Have we been asking the right questions? What if we have been approaching the transformation of learning from “north” on the compass rose when we should have been approaching from “west” or “east”? I am going to mix the heck out of some metaphors here, but stick with me for a moment.
- Computing metaphor: the system of education has loads of “hardware”, some outdated and some new, but most within a similar school of architecture. We have loads of “software” that is being updated all the time, and in the past decade the rate of increase of software solutions into the system has gone crazy. But what about the operating system? It has not had a substantial redesign since the middle of the 19th century. What if we stopped designing hardware and software for an operating system that is 150 years old until we redesigned the education OS?

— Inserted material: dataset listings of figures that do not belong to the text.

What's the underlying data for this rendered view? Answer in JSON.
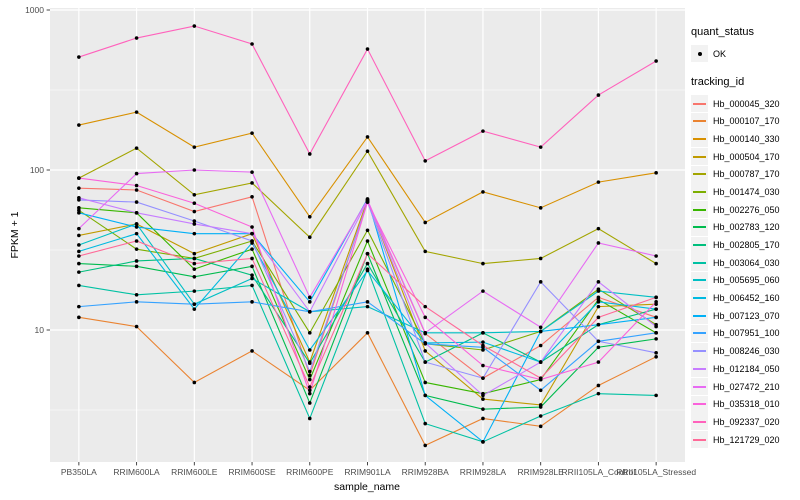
{
  "chart_data": {
    "type": "line",
    "title": "",
    "xlabel": "sample_name",
    "ylabel": "FPKM + 1",
    "y_scale": "log10",
    "y_ticks": [
      10,
      100,
      1000
    ],
    "ylim": [
      1.5,
      1000
    ],
    "grid": "on",
    "legend_position": "right",
    "categories": [
      "PB350LA",
      "RRIM600LA",
      "RRIM600LE",
      "RRIM600SE",
      "RRIM600PE",
      "RRIM901LA",
      "RRIM928BA",
      "RRIM928LA",
      "RRIM928LE",
      "RRII105LA_Control",
      "RRII105LA_Stressed"
    ],
    "legend": {
      "quant_title": "quant_status",
      "quant_ok_label": "OK",
      "tracking_title": "tracking_id"
    },
    "style": {
      "panel_bg": "#EBEBEB",
      "grid_color": "#FFFFFF",
      "point_color": "#000000",
      "key_bg": "#F2F2F2",
      "tick_text": "#4D4D4D",
      "tick_mark": "#333333"
    },
    "series": [
      {
        "name": "Hb_000045_320",
        "color": "#F8766D",
        "values": [
          77,
          75,
          55,
          68,
          5.2,
          64,
          9.5,
          5,
          8,
          16,
          12
        ]
      },
      {
        "name": "Hb_000107_170",
        "color": "#EA8331",
        "values": [
          12,
          10.5,
          4.7,
          7.4,
          4.2,
          9.6,
          1.9,
          2.8,
          2.5,
          4.5,
          6.8
        ]
      },
      {
        "name": "Hb_000140_330",
        "color": "#D89000",
        "values": [
          191,
          230,
          139,
          170,
          51,
          161,
          47,
          73,
          58,
          84,
          96
        ]
      },
      {
        "name": "Hb_000504_170",
        "color": "#C09B00",
        "values": [
          39,
          46,
          30,
          40,
          6.3,
          65,
          7.4,
          3.7,
          3.4,
          14,
          14.5
        ]
      },
      {
        "name": "Hb_000787_170",
        "color": "#A3A500",
        "values": [
          89,
          137,
          70,
          83,
          38,
          131,
          31,
          26,
          28,
          43,
          26
        ]
      },
      {
        "name": "Hb_001474_030",
        "color": "#7CAE00",
        "values": [
          56,
          32,
          28,
          36,
          9.6,
          42,
          8.2,
          7.5,
          9.8,
          18,
          10.8
        ]
      },
      {
        "name": "Hb_002276_050",
        "color": "#39B600",
        "values": [
          58,
          54,
          24,
          32,
          4.9,
          36,
          4.7,
          4,
          4.9,
          15.5,
          9.6
        ]
      },
      {
        "name": "Hb_002783_120",
        "color": "#00BB4E",
        "values": [
          26,
          25,
          21.5,
          25,
          3.5,
          30,
          3.9,
          3.2,
          3.3,
          7.8,
          8.8
        ]
      },
      {
        "name": "Hb_002805_170",
        "color": "#00BF7D",
        "values": [
          23,
          27,
          28,
          22,
          6.2,
          26,
          6.3,
          9.6,
          6.3,
          10.8,
          13.5
        ]
      },
      {
        "name": "Hb_003064_030",
        "color": "#00C1A3",
        "values": [
          19,
          16.6,
          17.5,
          19,
          2.8,
          24,
          2.6,
          2,
          2.9,
          4,
          3.9
        ]
      },
      {
        "name": "Hb_005695_060",
        "color": "#00BFC4",
        "values": [
          34,
          46,
          14.5,
          21,
          13,
          14,
          9.6,
          9.6,
          9.8,
          17.5,
          16
        ]
      },
      {
        "name": "Hb_006452_160",
        "color": "#00BAE0",
        "values": [
          31,
          40,
          13.5,
          35,
          7.5,
          23.5,
          8.3,
          8.4,
          6.3,
          15,
          13.5
        ]
      },
      {
        "name": "Hb_007123_070",
        "color": "#00B0F6",
        "values": [
          54,
          44,
          40,
          40,
          15,
          66,
          3.9,
          2,
          9.8,
          10.8,
          12
        ]
      },
      {
        "name": "Hb_007951_100",
        "color": "#35A2FF",
        "values": [
          14,
          15,
          14.5,
          15,
          13,
          15,
          8.2,
          7.8,
          4.2,
          8.5,
          9.6
        ]
      },
      {
        "name": "Hb_008246_030",
        "color": "#9590FF",
        "values": [
          65,
          63,
          48,
          36,
          5.5,
          63,
          6.3,
          5,
          20,
          8.5,
          7.2
        ]
      },
      {
        "name": "Hb_012184_050",
        "color": "#C77CFF",
        "values": [
          67,
          54,
          46,
          40,
          13,
          64,
          8.3,
          3.9,
          6.3,
          20,
          10.5
        ]
      },
      {
        "name": "Hb_027472_210",
        "color": "#E76BF3",
        "values": [
          43,
          95,
          100,
          97,
          16,
          65,
          9.6,
          17.5,
          10.4,
          35,
          29
        ]
      },
      {
        "name": "Hb_035318_010",
        "color": "#FA62DB",
        "values": [
          89,
          80,
          62,
          44,
          4,
          63,
          12,
          6,
          4.9,
          6.3,
          15
        ]
      },
      {
        "name": "Hb_092337_020",
        "color": "#FF62BC",
        "values": [
          508,
          668,
          794,
          613,
          126,
          570,
          114,
          175,
          139,
          294,
          480
        ]
      },
      {
        "name": "Hb_121729_020",
        "color": "#FF6A98",
        "values": [
          29,
          36,
          26,
          28,
          4.4,
          30,
          14,
          8,
          5,
          12,
          16
        ]
      }
    ]
  }
}
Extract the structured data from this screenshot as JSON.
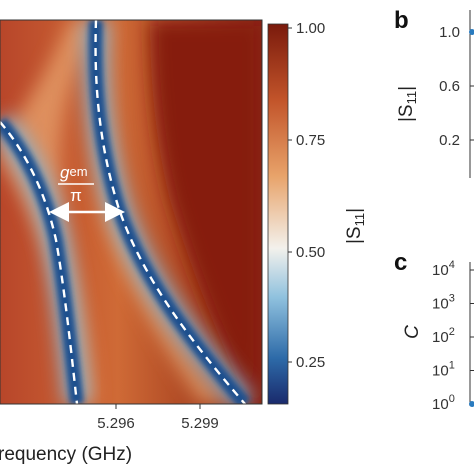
{
  "chart_data": [
    {
      "type": "heatmap",
      "xlabel": "requency (GHz)",
      "xticks": [
        "5.296",
        "5.299"
      ],
      "colorbar": {
        "label": "|S",
        "label_sub": "11",
        "label_end": "|",
        "ticks": [
          "1.00",
          "0.75",
          "0.50",
          "0.25"
        ],
        "tick_values": [
          1.0,
          0.75,
          0.5,
          0.25
        ],
        "range": [
          0.16,
          1.0
        ],
        "colors": [
          "#1a2a6c",
          "#2d6aa8",
          "#8fc1de",
          "#f3f1ec",
          "#e8a36a",
          "#c2542a",
          "#7a1a0c"
        ]
      },
      "annotation": {
        "label_main": "g",
        "label_sub": "em",
        "label_den": "π",
        "meaning": "double-headed arrow between the two resonance branches"
      }
    },
    {
      "type": "line",
      "panel": "b",
      "ylabel": "|S",
      "ylabel_sub": "11",
      "ylabel_end": "|",
      "yticks": [
        "1.0",
        "0.6",
        "0.2"
      ],
      "tick_values": [
        1.0,
        0.6,
        0.2
      ]
    },
    {
      "type": "line",
      "panel": "c",
      "ylabel": "C",
      "yscale": "log",
      "yticks": [
        {
          "base": "10",
          "exp": "4"
        },
        {
          "base": "10",
          "exp": "3"
        },
        {
          "base": "10",
          "exp": "2"
        },
        {
          "base": "10",
          "exp": "1"
        },
        {
          "base": "10",
          "exp": "0"
        }
      ],
      "tick_values": [
        10000,
        1000,
        100,
        10,
        1
      ]
    }
  ]
}
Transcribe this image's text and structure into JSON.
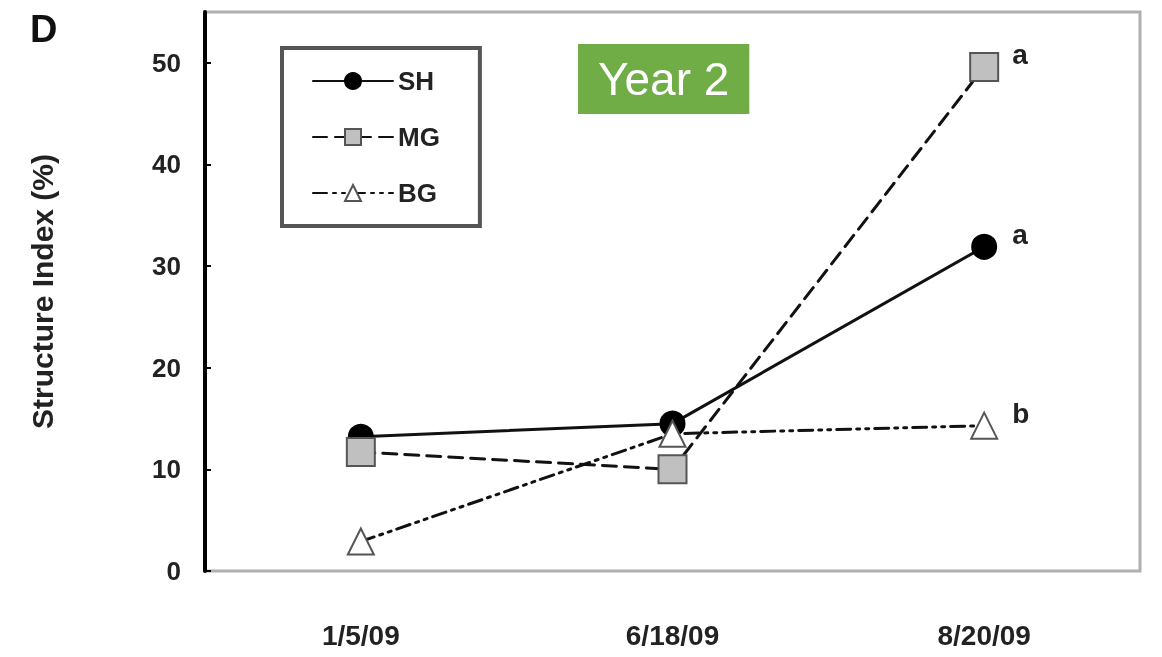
{
  "chart_data": {
    "type": "line",
    "ylabel": "Structure Index (%)",
    "categories": [
      "1/5/09",
      "6/18/09",
      "8/20/09"
    ],
    "series": [
      {
        "name": "SH",
        "color": "#000000",
        "marker": "circle",
        "line_style": "solid",
        "values": [
          13.2,
          14.5,
          31.9
        ]
      },
      {
        "name": "MG",
        "color": "#c0c0c0",
        "marker": "square",
        "line_style": "dashed",
        "values": [
          11.7,
          10.0,
          49.6
        ]
      },
      {
        "name": "BG",
        "color": "#ffffff",
        "marker": "triangle",
        "line_style": "dotted",
        "values": [
          2.9,
          13.5,
          14.3
        ]
      }
    ],
    "ylim": [
      0,
      55
    ],
    "yticks": [
      0,
      10,
      20,
      30,
      40,
      50
    ],
    "grid": false,
    "legend": "top left",
    "annotations": [
      "D",
      "Year 2",
      {
        "text": "a",
        "x": "8/20/09",
        "y": 49.6
      },
      {
        "text": "a",
        "x": "8/20/09",
        "y": 31.9
      },
      {
        "text": "b",
        "x": "8/20/09",
        "y": 14.3
      }
    ]
  }
}
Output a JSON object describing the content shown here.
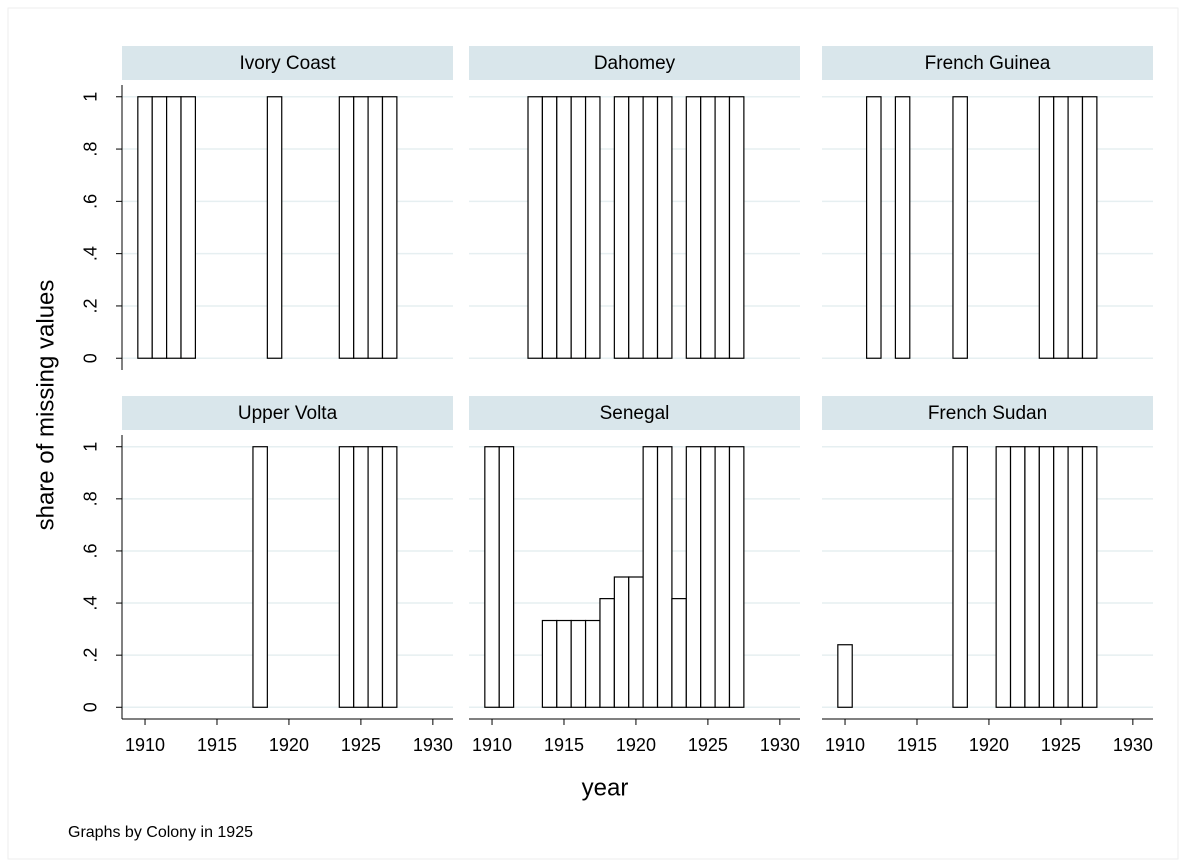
{
  "figure": {
    "ylabel": "share of missing values",
    "xlabel": "year",
    "note": "Graphs by Colony in 1925",
    "ylim": [
      -0.045,
      1.045
    ],
    "yticks": [
      {
        "value": 0,
        "label": "0"
      },
      {
        "value": 0.2,
        "label": ".2"
      },
      {
        "value": 0.4,
        "label": ".4"
      },
      {
        "value": 0.6,
        "label": ".6"
      },
      {
        "value": 0.8,
        "label": ".8"
      },
      {
        "value": 1,
        "label": "1"
      }
    ],
    "xlim": [
      1908.4,
      1931.4
    ],
    "xticks": [
      1910,
      1915,
      1920,
      1925,
      1930
    ],
    "grid": true,
    "bar_fill": "#ffffff",
    "bar_stroke": "#000000",
    "strip_color": "#d9e6eb",
    "grid_color": "#e6eff1"
  },
  "chart_data": [
    {
      "type": "bar",
      "title": "Ivory Coast",
      "x": [
        1910,
        1911,
        1912,
        1913,
        1919,
        1924,
        1925,
        1926,
        1927
      ],
      "values": [
        1,
        1,
        1,
        1,
        1,
        1,
        1,
        1,
        1
      ]
    },
    {
      "type": "bar",
      "title": "Dahomey",
      "x": [
        1913,
        1914,
        1915,
        1916,
        1917,
        1919,
        1920,
        1921,
        1922,
        1924,
        1925,
        1926,
        1927
      ],
      "values": [
        1,
        1,
        1,
        1,
        1,
        1,
        1,
        1,
        1,
        1,
        1,
        1,
        1
      ]
    },
    {
      "type": "bar",
      "title": "French Guinea",
      "x": [
        1912,
        1914,
        1918,
        1924,
        1925,
        1926,
        1927
      ],
      "values": [
        1,
        1,
        1,
        1,
        1,
        1,
        1
      ]
    },
    {
      "type": "bar",
      "title": "Upper Volta",
      "x": [
        1918,
        1924,
        1925,
        1926,
        1927
      ],
      "values": [
        1,
        1,
        1,
        1,
        1
      ]
    },
    {
      "type": "bar",
      "title": "Senegal",
      "x": [
        1910,
        1911,
        1914,
        1915,
        1916,
        1917,
        1918,
        1919,
        1920,
        1921,
        1922,
        1923,
        1924,
        1925,
        1926,
        1927
      ],
      "values": [
        1,
        1,
        0.333,
        0.333,
        0.333,
        0.333,
        0.417,
        0.5,
        0.5,
        1,
        1,
        0.417,
        1,
        1,
        1,
        1
      ]
    },
    {
      "type": "bar",
      "title": "French Sudan",
      "x": [
        1910,
        1918,
        1921,
        1922,
        1923,
        1924,
        1925,
        1926,
        1927
      ],
      "values": [
        0.24,
        1,
        1,
        1,
        1,
        1,
        1,
        1,
        1
      ]
    }
  ]
}
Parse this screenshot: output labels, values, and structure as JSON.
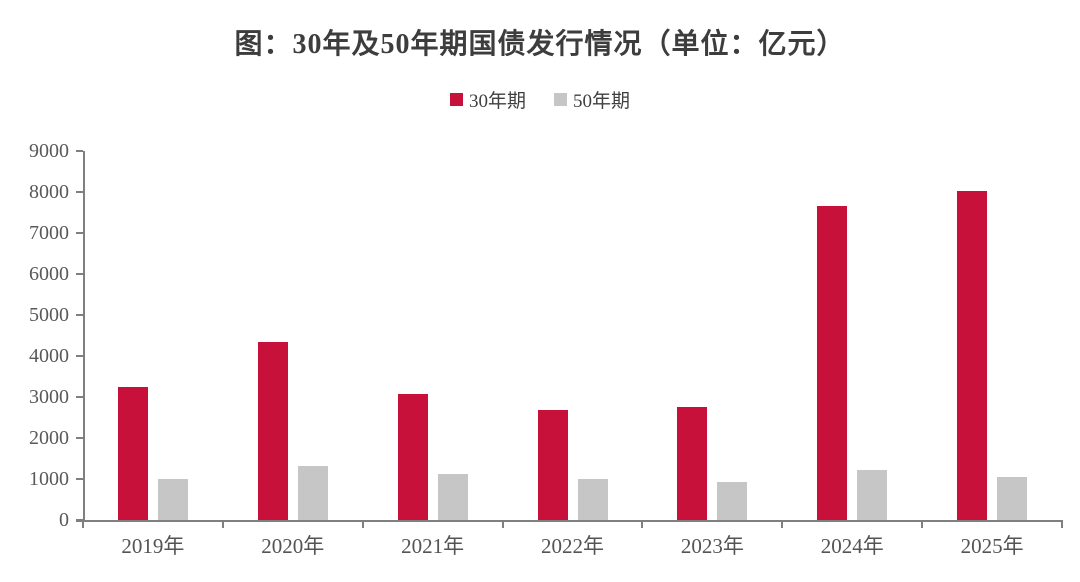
{
  "chart_data": {
    "type": "bar",
    "title": "图：30年及50年期国债发行情况（单位：亿元）",
    "unit": "亿元",
    "categories": [
      "2019年",
      "2020年",
      "2021年",
      "2022年",
      "2023年",
      "2024年",
      "2025年"
    ],
    "series": [
      {
        "name": "30年期",
        "color": "#C8113A",
        "values": [
          3250,
          4330,
          3070,
          2680,
          2760,
          7660,
          8020
        ]
      },
      {
        "name": "50年期",
        "color": "#C6C6C6",
        "values": [
          1000,
          1320,
          1130,
          990,
          920,
          1230,
          1040
        ]
      }
    ],
    "ylim": [
      0,
      9000
    ],
    "ytick_step": 1000,
    "grid": false,
    "legend_position": "top-center",
    "axis_color": "#7f7f7f",
    "title_color": "#3d3d3d",
    "tick_label_color": "#595959"
  }
}
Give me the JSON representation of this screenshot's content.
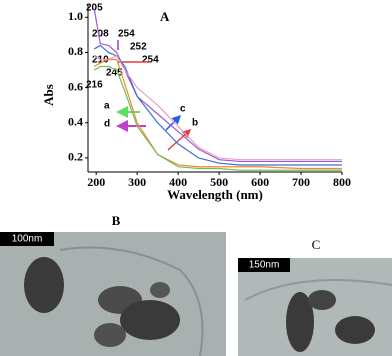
{
  "chart_data": {
    "type": "line",
    "title": "A",
    "xlabel": "Wavelength (nm)",
    "ylabel": "Abs",
    "x": [
      195,
      210,
      230,
      250,
      270,
      300,
      350,
      400,
      450,
      500,
      550,
      600,
      700,
      800
    ],
    "series": [
      {
        "color": "#9b59d0",
        "values": [
          1.05,
          0.85,
          0.84,
          0.8,
          0.7,
          0.55,
          0.45,
          0.35,
          0.25,
          0.19,
          0.18,
          0.18,
          0.18,
          0.18
        ]
      },
      {
        "color": "#3d6fd8",
        "values": [
          0.82,
          0.84,
          0.8,
          0.78,
          0.72,
          0.55,
          0.4,
          0.28,
          0.2,
          0.17,
          0.16,
          0.16,
          0.16,
          0.16
        ]
      },
      {
        "color": "#e8a0c8",
        "values": [
          0.78,
          0.76,
          0.76,
          0.78,
          0.7,
          0.6,
          0.5,
          0.38,
          0.26,
          0.2,
          0.19,
          0.19,
          0.19,
          0.19
        ]
      },
      {
        "color": "#f08a30",
        "values": [
          0.72,
          0.74,
          0.76,
          0.76,
          0.62,
          0.4,
          0.22,
          0.16,
          0.15,
          0.15,
          0.15,
          0.15,
          0.14,
          0.14
        ]
      },
      {
        "color": "#70c060",
        "values": [
          0.7,
          0.72,
          0.72,
          0.7,
          0.58,
          0.38,
          0.22,
          0.15,
          0.14,
          0.14,
          0.13,
          0.13,
          0.13,
          0.13
        ]
      }
    ],
    "xlim": [
      180,
      800
    ],
    "ylim": [
      0.12,
      1.07
    ],
    "xticks": [
      200,
      300,
      400,
      500,
      600,
      700,
      800
    ],
    "yticks": [
      {
        "value": 0.2,
        "label": "0.2"
      },
      {
        "value": 0.4,
        "label": "0.4"
      },
      {
        "value": 0.6,
        "label": "0.6"
      },
      {
        "value": 0.8,
        "label": "0.8"
      },
      {
        "value": 1.0,
        "label": "1.0"
      }
    ],
    "annotations": [
      "205",
      "208",
      "254",
      "252",
      "210",
      "254",
      "245",
      "216",
      "a",
      "c",
      "d",
      "b"
    ]
  },
  "images": [
    {
      "label": "B",
      "scale": "100nm"
    },
    {
      "label": "C",
      "scale": "150nm"
    }
  ]
}
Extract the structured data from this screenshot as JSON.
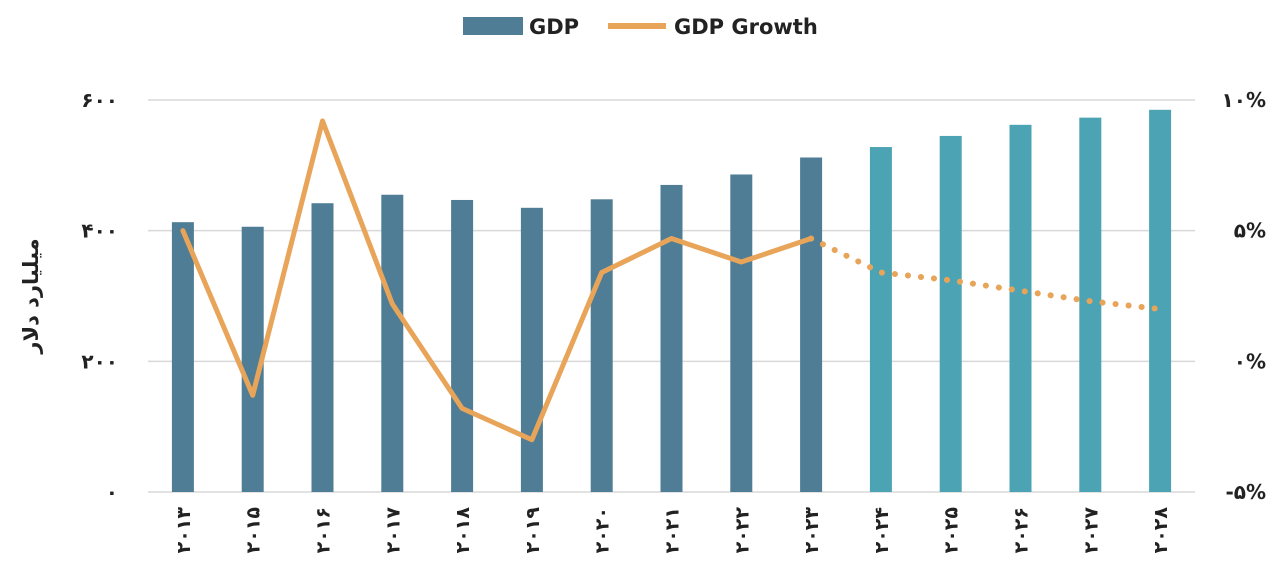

- Ecosystem metaphor: If we imagine learning evolving from an assembly line model to an ecosystem model as I argue in #EdJourney, and we think of that ecosystem as a pond, we keep adding lots of organisms to that pond: flipped classrooms, PBL, online learning, global studies, SEL, Common Core, new technologies…the list is pretty much endless. But what attention are we paying to the water in the pond, the medium in which all this must live and thrive?
- Holiday Tree metaphor (from The Falconer): Are we paying all of our attention to the ornaments when what is really important is the tree?
- Archery metaphor (also from The Falconer): We keep adding arrows to the quiver and building better bows. Isn’t our real concern training the archer?
Take your pick and use the one that resonates with you. Others that come to mind? I think this is really important: We don’t need more stuff in education; we need to re-imagine the glue that holds the stuff together.